Going from Data to Knowledge
![The author creating a data visualization [Photo Credit: Fintrac] The author creating a data visualization](/sites/default/files/styles/featured/public/habtamuphoto-1.jpg)
This post is written by Habtamu Woldeamanuel Habtemariam, Database Manager on FTFE VCA
During KNOWvember at Fintrac, staff around the world convene virtually to reflect on our knowledge - how we produce it and use it - for stronger agricultural development results. This is the second in a series about monitoring, evaluation, and learning as part of that effort (read the first and last ones here and here).
As database manager for the Feed the Future Ethiopia Value Chain Activity (FTFE-VCA), I am responsible for maintaining our monitoring and evaluation (M&E) database for routine monitoring activities about smallholder farmer acquisition of knowledge and skills. This means I am at the center of where field data comes together. From that data, we generate knowledge to facilitate data-driven discussions and decision-making for FTFE-VCA. As part of this process, I focus on ensuring the data remains at the highest quality.
Analysis to Data Visualizations
Data is collected in real-time from across our technical activities, such as technical assistance, farmer field days and trainings, and market linkages. It is then reviewed and uploaded each day by a team of six data entry clerks across FTFE-VCA’s four regions – Amhara, Oromia, SNNPR, and Tigray. I perform a final quality control check on the synchronized data, including a multi-level manual review of source documents. I can then use SQL (Structured Query Language) to extract relevant data from CIRIS, prepare datasets for analysis, and finally, and most importantly, create sample visualizations in Tableau.
When our interventions were starting to ramp up in early 2018, we began putting our findings into data visualization packets with the goal of pushing the project team to get more comfortable with interpreting data. It is an important step before team members can adaptively manage using the information – they first need to understand it and trust it. Since then, I have been developing monthly visualization packets (focused on program targets across six core value chains - maize, coffee, chickpea, dairy, meat and live animals, and poultry). Visualizing the data helps communicate the findings to team members across Ethiopia and results in evidence-based decision making.

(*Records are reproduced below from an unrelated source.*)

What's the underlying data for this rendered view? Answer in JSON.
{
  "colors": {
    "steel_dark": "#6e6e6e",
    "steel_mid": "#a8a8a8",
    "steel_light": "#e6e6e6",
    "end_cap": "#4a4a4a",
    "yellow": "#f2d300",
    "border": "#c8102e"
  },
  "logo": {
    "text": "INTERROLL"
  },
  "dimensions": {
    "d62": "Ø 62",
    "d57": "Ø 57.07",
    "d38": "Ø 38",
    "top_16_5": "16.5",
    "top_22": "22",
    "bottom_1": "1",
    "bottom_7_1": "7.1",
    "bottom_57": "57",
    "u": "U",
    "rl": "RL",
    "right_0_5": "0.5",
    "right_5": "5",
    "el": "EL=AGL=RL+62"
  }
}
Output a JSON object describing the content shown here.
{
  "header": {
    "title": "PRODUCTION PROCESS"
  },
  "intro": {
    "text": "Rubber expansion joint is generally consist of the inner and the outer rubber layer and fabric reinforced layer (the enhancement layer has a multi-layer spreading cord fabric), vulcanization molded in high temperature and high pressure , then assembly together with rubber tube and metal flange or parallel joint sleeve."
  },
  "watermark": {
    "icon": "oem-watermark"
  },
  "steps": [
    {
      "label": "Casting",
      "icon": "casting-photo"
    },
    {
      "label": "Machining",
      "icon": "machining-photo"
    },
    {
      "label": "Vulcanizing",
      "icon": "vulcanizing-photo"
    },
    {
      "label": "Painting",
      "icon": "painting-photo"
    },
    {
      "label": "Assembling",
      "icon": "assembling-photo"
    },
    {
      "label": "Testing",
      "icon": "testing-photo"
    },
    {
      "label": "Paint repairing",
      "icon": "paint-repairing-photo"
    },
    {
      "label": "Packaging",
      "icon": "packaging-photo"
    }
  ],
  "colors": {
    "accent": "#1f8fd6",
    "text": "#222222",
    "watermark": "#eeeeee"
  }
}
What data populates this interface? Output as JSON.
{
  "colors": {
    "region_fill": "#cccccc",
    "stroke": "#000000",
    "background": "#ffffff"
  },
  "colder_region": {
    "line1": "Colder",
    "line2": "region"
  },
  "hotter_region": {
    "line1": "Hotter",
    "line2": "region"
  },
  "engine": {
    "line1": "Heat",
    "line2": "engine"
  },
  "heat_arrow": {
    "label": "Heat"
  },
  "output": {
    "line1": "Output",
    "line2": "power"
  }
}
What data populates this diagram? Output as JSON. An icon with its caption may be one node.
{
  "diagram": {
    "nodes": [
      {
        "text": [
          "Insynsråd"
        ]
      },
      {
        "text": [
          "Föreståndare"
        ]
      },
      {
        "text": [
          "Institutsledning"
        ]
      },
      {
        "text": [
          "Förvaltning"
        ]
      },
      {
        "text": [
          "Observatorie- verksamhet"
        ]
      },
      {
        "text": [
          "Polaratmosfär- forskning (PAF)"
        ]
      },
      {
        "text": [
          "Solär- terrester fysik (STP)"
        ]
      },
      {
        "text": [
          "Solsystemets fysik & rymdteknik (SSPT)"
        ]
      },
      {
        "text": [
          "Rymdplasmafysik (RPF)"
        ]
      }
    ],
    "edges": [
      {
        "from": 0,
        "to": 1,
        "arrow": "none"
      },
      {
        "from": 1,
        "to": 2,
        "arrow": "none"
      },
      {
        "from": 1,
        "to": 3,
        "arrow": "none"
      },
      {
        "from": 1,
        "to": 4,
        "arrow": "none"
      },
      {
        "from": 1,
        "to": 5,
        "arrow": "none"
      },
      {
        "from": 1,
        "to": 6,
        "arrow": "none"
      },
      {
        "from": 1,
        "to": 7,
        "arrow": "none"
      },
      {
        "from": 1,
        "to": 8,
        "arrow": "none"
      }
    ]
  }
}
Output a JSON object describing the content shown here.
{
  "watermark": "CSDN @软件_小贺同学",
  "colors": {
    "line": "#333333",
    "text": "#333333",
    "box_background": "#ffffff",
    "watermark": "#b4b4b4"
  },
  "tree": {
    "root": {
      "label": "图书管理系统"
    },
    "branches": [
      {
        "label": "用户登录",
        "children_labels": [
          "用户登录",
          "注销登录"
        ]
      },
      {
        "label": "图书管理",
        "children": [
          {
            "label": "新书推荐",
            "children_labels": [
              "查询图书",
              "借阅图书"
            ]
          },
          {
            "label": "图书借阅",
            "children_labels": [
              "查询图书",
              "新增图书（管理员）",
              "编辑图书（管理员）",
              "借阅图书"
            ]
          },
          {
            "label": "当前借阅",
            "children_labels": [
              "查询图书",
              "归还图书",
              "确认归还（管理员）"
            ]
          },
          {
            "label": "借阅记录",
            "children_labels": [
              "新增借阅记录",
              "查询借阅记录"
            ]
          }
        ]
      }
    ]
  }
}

Discussing the Visualizations Leads to Actionable Decisions
For example, in early 2019, SNNPR was achieving only 50 percent of its cumulative targets and had just six months remaining to achieve them. We used our data visualizations to communicate this issue in the regional meeting with managers, M&E specialists, and agronomists. It set off decisive action with the regional manager assigning each value chain specialist to devise new strategies. They coordinated and collectively transformed the strategies into a regional plan for leadership approval. Because the new plan indicated a need for additional surge support, the field teams had the resources and vote of confidence they needed to achieve their outstanding targets.
To be able to facilitate such decisive action, I always try to make the visualizations as simple and easy to understand as possible because the audience is a mix of technical and non-technical teams. Tableau offers countless types of charts and graphs to best represent the data, and I select the most appropriate visualization type based on the analysis type (trend, pattern, etc.), and importantly, the comfort level of the technical teams. I export each into a PowerPoint slide, and focus on addressing one question per slide. If a slide depicts a trend, then I often share a more detailed analysis (or disaggregation) along with a concise take-away message.
Actionable Decisions Facilitate Project-Wide Learning
The purpose of the learning component of MEL is to use the knowledge that we generate from the data. Applying the knowledge means that, as the database manager, I am a part of the project’s decision-making processes. The data doesn’t collect dust on a shelf but rather loops back into how we are performing, and it makes my job more meaningful and satisfying. Before the data visualization initiative, I felt that we were not always using MEL data to its full potential. Now, our data visualizations drive technical discussions that translate into impactful programmatic changes. They’ve also created opportunities for collaborations between those of us who generate knowledge from data, and those who need to apply it to run the project more efficiently.
Although it might be difficult to measure the effect/attribution of using visualizations, it is clear to me that this initiative has played a key role in improving the project’s FY2019 performance. For one, it has created healthy competition among regions and across value chain teams. Additionally, regional managers and value chain advisors now use the data visualizations to plan new activities and motivate their field staff when targeting key beneficiary groups – which you will hear more about in our final blog of this series!